The filtering model states that the housing stock trickles down from high income to low income over time. Let me illustrate this with an example from another context. Suppose we are in the market for automobiles and there are three income categories: high, middle, and low.  High income people want to buy a new car and decide to trade in their old car (which still has a significant amount of useful life). The middle income people look at the car traded-in by the high income folks. If that traded-in car is at least as good as their current car and costs less they will trade-in their old car. This trickling down of the automobile stock continues.

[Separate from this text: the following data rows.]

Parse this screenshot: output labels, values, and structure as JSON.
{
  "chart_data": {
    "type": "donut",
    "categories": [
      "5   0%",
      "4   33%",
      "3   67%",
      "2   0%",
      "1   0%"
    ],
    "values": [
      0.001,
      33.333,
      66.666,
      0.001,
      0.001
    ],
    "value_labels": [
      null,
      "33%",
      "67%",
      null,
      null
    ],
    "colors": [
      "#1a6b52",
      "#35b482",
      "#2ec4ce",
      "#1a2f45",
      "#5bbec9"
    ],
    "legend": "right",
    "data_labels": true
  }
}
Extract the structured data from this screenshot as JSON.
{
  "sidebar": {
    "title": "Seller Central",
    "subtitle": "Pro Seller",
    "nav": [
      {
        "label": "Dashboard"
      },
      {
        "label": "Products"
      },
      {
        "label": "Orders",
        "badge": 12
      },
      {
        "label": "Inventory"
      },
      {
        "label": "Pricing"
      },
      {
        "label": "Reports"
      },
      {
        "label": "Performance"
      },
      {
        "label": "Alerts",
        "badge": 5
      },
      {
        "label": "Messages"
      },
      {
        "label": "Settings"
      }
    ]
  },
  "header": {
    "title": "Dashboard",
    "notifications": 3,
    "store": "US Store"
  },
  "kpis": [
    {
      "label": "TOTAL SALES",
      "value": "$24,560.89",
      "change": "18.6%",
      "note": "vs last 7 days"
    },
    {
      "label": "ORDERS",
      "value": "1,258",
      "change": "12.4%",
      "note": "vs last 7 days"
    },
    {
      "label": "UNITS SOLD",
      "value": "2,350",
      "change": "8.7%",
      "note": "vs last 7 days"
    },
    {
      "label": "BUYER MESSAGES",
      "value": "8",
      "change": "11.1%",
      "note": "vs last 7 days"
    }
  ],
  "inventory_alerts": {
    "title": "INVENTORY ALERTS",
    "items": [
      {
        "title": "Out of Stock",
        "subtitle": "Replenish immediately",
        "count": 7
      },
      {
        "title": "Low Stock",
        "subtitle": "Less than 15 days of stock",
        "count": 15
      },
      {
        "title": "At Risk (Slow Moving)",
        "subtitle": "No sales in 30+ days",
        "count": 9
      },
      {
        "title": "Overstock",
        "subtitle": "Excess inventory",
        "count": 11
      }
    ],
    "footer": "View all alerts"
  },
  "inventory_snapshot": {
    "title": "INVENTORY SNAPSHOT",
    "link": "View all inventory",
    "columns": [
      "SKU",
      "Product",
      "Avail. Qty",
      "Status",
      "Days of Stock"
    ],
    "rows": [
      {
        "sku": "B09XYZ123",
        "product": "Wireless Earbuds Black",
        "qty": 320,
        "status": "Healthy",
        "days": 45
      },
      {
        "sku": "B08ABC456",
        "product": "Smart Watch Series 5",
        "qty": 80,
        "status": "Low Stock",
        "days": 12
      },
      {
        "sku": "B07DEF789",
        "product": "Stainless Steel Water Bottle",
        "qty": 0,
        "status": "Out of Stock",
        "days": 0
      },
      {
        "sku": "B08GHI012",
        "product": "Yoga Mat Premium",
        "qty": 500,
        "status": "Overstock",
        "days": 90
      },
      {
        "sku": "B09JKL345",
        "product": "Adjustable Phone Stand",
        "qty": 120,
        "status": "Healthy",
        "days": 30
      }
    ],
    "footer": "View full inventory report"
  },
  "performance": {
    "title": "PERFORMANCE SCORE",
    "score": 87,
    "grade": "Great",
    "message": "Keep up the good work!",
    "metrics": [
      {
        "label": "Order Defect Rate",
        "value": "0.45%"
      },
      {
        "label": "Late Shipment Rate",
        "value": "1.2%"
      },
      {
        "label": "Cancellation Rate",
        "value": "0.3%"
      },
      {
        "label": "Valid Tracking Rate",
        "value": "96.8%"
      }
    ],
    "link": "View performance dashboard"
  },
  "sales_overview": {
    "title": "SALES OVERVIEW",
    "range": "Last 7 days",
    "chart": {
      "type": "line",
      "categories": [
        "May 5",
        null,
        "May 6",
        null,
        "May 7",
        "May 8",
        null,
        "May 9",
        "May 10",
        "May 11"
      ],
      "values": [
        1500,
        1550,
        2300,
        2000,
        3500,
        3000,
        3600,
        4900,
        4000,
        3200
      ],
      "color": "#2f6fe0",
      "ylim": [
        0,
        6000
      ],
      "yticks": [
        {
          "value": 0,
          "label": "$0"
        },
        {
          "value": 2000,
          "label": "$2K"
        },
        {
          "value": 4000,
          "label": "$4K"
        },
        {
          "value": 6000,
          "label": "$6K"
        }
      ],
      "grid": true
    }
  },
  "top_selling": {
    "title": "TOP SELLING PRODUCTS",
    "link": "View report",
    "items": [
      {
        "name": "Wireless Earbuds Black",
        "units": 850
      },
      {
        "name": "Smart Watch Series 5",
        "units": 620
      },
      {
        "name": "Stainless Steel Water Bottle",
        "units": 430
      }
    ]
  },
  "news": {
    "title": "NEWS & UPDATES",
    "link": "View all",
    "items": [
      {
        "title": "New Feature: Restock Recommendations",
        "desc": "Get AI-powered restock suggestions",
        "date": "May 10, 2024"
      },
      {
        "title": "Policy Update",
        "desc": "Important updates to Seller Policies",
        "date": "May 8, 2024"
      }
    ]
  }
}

There is a similar process with housing that occurs because (1) Architectural style changes, (2) Technology in housing gets better, and (3) Physical deterioration happens.  Though a house can be maintained to be up-to-date with new technology and physical deterioration can be slowed if maintenance costs ever exceed the price a house can fetch on the market watch out! That home will depreciate in value and a similar process will take place in the housing market, albeit with significantly higher transaction costs than the car market!


The arbitrage model is a model based on prejudicial preferences. What do I mean? The assumption that high income people like to be around other high income people and white people like to be around other white people drives this model.  Imagine a border between a high and low income neighborhood (or different races). High income people along that border do not like where they are living because they are close to low income folks.  But, low income people like living near high income people for some reason. This was not clearly explained in class, but, there is literature on positive spillovers from public services like police patrol, fire safety, not to mention peer effects in schools. Then we need some "shock" to disturb the equilibrium like a redrawing of school zoning for example. Once this shock happens people from the border decide to move to the interior of the higher income area. But, anticipating this those already in the interior know they will be on the new border of low and high income housing. Because of this expectation they decide to move. Where does it end? We were not told in class, but, there are at least two reasonable thoughts about closing the model (1) Transportation costs become too great to move further away, (2) The benefit to the low income group declines as lot sizes get further from the CBD which would mean spillovers would not be as great.

The filtering model provides a reasonable explanation about why we see income increase away from the central business district. Also, the filtering model suggests that we have a choice with respect to low income housing options (1) We can build low income housing explicitly, or (2) We can subsidize the purchase of new housing and the housing stock will trickle down to the low income earners. 

But this is a treatment of the structure not of other meaningful housing attributes like public services and quality neighborhoods which empirically seem to be the reason people select their households. There is a looming question in all of this, how do you provide people all of these things in a scarce world? Just relying on the private market difficult trade-offs will need to be made. The governmental track record does not evoke confidence (see government's hand in the housing crisis). In addition, some attributes that spur success are less tangible, like a culture of achievement. Hard for the government to legislate that. Still another approach, underused, is the voluntary association approach. Nonprofit organizations of different kinds and churches certainly have a role.